— Мальва, деточка, как хорошо, что ты меня навестила. Вот сейчас чайку с тобой выпьем и поговорим по душам!
— Как вы живете, Илария Павловна?
— Жаловаться не хочу, а хвастаться нечем. Эта наша квартира теперь превратилась в ковчег для убогих и несчастных. Мне семьдесят восемь лет, соседке вовсе под девяносто...
— А соседу? — полюбопытствовала я.
— Толику? Ему тридцать восемь. Он у нас молодой, совсем мальчишечка. Но, можно сказать, мы еще получше приспособлены к жизни, чем он. Что ты хочешь, запой через каждые два месяца!
— Беспокоит вас пьяный, да?
— Мы с Дарьей Титовной сами за него беспокоимся. Ухаживаем, пока пьет, а потом курицу покупаем — бульоном силы поднимать. Бульон в таком деле первое средство!
— Что же, ему не стыдно, что две старушки... — начала было я и осеклась на слове.
— Ничего, деточка, все правильно — старушки и есть, что уж тут мудрить. А Толику-то, наверное, стыдно, только он ничего с собой поделать не может. Как пришел десять лет назад с военной службы, так и стал выпивать. В горячей точке служил.
Вот, оказывается, что — в горячей точке. А я-то думала, что все пьяницы плохие уже просто в силу своего статуса. Но горячая точка, конечно, может попортить психику, об этом сплошь и рядом говорят в средствах массовой информации.
— Ну, садись к столу, — пригласила меня Илария Павловна за небогатый, но уютный столик с тонкими, как бумага, чашками и блюдцами. Потом оказалось, что они кузнецовские — был до революции такой мастер, прославившийся маркой своей посуды.
Вскоре в нашу дверь вновь постучался Толик: он принес закопченый чайник с бурлящим кипятком. Это было кстати. Илария Павловна заварила щепотку чая, придвинула мне вазочку с сухим печеньем и другую — с колотым сахаром. Вот ведь — и есть практически нечего, а сидеть так приятно, вдыхать чайный аромат, смотреть на почти бесплотные голубые чашки, бледные блюдца с узорной голубой каймой...
— Как дела, Мальва? — окликнула Илария Павловна, видя, что я задумалась. — Выкладывай, с чем пришла. Ты, наверное, хочешь рассказать мне о своей жизни?
Я действительно этого хотела, но поняла, что начать надо с Валькиных дел, не терпящих отлагательства. Хоть она и жила так пять лет, ее проблему надо решать как можно скорее. То есть именно вследствие того, что она уже жила так пять лет. Глядишь, у нее может лопнуть терпение, и она действительно что-нибудь сотворит — вроде того, чтобы пойти убивать врача.
Выслушав про Вальку, Илария Павловна разохалась, но потом вдруг сказала то, чего я никак не ожидала услышать:
— Баба Тося. Вот кто должен поговорить с отцом мальчика!
— Баба Тося?
— Ну да. Саму Вальку он, надо полагать, не слушает, да она и не умеет толково сказать. Либо грубит, либо терпит, пока не припрет к самому горлу. А Антонина человек разумный и с выдержкой, не зря в войну зенитчицей была!

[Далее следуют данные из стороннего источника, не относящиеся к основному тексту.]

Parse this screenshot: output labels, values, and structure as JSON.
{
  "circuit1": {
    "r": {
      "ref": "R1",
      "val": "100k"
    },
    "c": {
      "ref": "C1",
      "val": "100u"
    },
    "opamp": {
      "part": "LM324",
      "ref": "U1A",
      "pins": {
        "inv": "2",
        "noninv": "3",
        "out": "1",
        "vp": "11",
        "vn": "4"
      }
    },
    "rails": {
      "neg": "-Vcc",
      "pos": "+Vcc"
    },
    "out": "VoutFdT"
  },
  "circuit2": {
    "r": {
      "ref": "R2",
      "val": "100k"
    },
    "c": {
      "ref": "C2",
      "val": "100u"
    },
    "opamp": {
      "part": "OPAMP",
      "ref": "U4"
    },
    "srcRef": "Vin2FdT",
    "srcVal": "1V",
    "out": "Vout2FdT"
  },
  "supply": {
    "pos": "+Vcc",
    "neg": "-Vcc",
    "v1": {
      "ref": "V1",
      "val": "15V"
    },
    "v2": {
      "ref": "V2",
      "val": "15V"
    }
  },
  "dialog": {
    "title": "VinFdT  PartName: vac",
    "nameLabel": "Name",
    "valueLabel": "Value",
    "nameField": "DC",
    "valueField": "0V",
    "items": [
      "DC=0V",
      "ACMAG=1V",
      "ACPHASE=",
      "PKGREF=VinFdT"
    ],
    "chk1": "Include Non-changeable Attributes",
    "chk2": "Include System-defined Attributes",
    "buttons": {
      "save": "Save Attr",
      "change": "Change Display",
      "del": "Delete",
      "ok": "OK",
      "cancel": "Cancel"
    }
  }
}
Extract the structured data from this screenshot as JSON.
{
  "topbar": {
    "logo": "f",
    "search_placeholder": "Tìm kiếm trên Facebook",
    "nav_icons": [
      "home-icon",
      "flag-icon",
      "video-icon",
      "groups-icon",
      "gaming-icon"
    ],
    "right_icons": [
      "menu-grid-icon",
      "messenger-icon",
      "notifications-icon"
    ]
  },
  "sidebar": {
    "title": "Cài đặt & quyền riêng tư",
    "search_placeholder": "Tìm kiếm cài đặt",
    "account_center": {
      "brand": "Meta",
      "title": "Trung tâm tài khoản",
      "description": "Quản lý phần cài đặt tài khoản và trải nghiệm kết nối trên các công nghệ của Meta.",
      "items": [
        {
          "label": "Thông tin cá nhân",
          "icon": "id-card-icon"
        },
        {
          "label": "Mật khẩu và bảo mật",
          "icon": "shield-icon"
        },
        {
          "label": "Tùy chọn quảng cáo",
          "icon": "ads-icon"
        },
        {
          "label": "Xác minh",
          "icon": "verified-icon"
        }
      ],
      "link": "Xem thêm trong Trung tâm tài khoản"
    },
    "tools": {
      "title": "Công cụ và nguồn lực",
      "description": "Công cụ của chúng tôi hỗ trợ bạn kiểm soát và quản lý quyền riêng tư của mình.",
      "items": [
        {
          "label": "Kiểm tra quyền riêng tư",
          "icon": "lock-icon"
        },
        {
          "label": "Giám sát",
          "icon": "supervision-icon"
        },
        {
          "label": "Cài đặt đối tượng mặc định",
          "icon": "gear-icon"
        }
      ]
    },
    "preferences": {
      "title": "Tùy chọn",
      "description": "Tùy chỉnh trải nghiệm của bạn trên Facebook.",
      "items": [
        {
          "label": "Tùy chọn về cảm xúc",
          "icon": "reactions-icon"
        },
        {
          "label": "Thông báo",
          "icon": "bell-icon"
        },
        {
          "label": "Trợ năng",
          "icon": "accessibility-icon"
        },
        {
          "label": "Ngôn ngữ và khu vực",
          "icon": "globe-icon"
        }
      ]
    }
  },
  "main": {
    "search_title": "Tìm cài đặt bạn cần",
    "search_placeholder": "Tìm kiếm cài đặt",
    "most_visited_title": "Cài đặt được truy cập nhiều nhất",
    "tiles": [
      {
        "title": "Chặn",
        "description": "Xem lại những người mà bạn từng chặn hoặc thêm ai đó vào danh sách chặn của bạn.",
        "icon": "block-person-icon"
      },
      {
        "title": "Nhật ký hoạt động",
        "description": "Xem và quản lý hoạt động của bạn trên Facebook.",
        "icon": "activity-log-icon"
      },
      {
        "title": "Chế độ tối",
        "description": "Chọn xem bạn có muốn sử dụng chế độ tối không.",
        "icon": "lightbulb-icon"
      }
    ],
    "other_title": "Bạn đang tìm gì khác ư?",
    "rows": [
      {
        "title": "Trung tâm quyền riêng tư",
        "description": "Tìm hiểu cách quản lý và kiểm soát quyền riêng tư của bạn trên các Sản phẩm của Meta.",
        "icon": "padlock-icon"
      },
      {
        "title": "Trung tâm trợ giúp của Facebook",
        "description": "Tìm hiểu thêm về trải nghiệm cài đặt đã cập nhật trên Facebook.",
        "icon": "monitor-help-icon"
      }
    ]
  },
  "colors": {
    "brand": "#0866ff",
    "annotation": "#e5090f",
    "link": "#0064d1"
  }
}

— Но что она может ему сказать? — с изумлением спросила я.
— Что она перед смертью хочет повидать правнука.
— Вы думаете, это поможет...
— Видишь ли, восточные люди уважают старость, это их традиция. Родоначальник семьи, даже родоначальница — к женскому полу у них, сама знаешь, отношение пожиже — а все-таки для них это не пустой звук.
— Да, когда речь идет о родоначальнице их семьи или хотя бы их веры. Но Валька-то с бабой Тосей не мусульмане!

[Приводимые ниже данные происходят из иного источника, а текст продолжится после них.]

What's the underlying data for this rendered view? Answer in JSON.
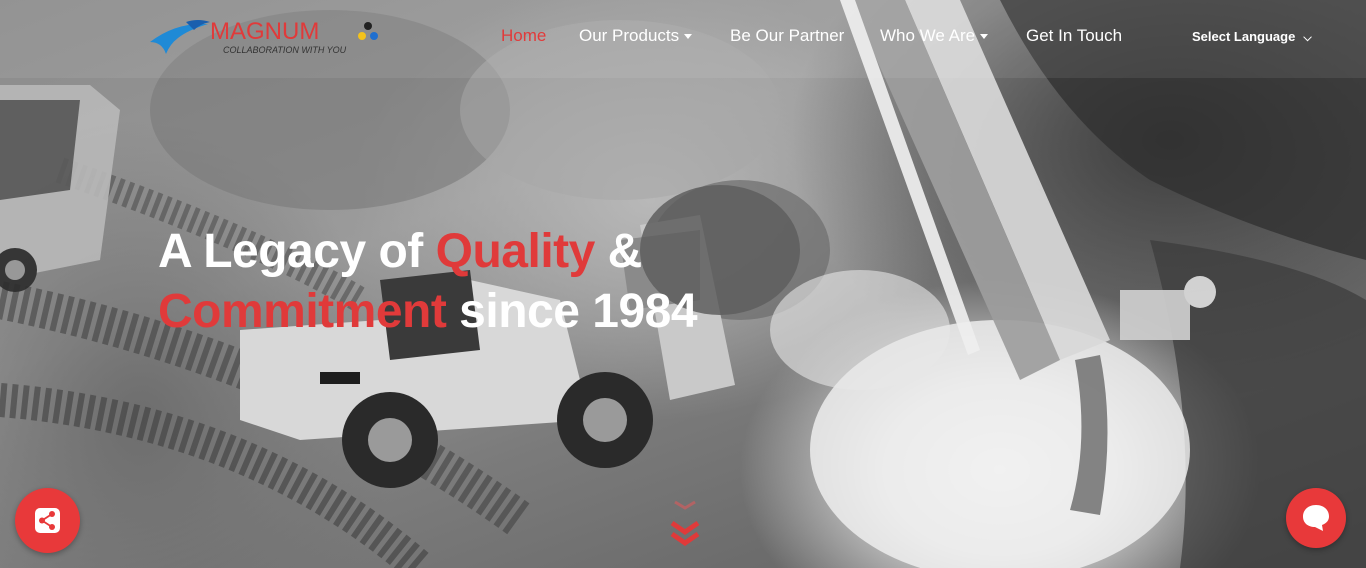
{
  "brand": {
    "name": "MAGNUM",
    "tagline": "COLLABORATION WITH YOU"
  },
  "nav": {
    "items": [
      {
        "label": "Home",
        "active": true,
        "dropdown": false
      },
      {
        "label": "Our Products",
        "active": false,
        "dropdown": true
      },
      {
        "label": "Be Our Partner",
        "active": false,
        "dropdown": false
      },
      {
        "label": "Who We Are",
        "active": false,
        "dropdown": true
      },
      {
        "label": "Get In Touch",
        "active": false,
        "dropdown": false
      }
    ]
  },
  "language": {
    "label": "Select Language",
    "icon": "chevron-down-icon"
  },
  "hero": {
    "line1_a": "A Legacy of ",
    "line1_b": "Quality",
    "line1_c": " &",
    "line2_a": "Commitment",
    "line2_b": " since 1984"
  },
  "buttons": {
    "share_icon": "share-icon",
    "chat_icon": "chat-icon",
    "scroll_icon": "double-chevron-down-icon"
  },
  "colors": {
    "accent": "#e03a3a",
    "text": "#ffffff"
  }
}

— Спору нет, ты правильно рассуждаешь. Но заметь себе — традиционный ислам все-таки величает старую женщину матушкой и предписывает к ней больше внимания, чем к молодой. Во всяком случае, это наш единственный шанс. Пускай Тося-зенитчица постарается ради внучки!
— Она-то, конечно, постарается, надо ей только объяснить... Как странно выходит, Илария Павловна, — вроде это мы должны за вами ухаживать, за людьми старого поколения. А получается наоборот: вы даете советы, вы варите курицу, и вы еще должны устраивать наши семейные дела! А мы словно все еще маленькие, хотя давно выросли...
— Вам трудней жить, Мальва, — серьезно ответила моя учительница.
— Почему это? Нас и на работу берут, и вообще все двери перед нами открыты...— Я смутилась, получилось как-то по-газетному, хотя смысл сказанного был ясен.
— Это верно, открыты. Только двери бывают разными... Больше всего вам сейчас открыто таких дорог, на которых можно угробиться. Возьми ту же Вальку — открыли ей дверь в той фирме, куда она после школы пошла? Открыли, как видишь. Ну и что в результате?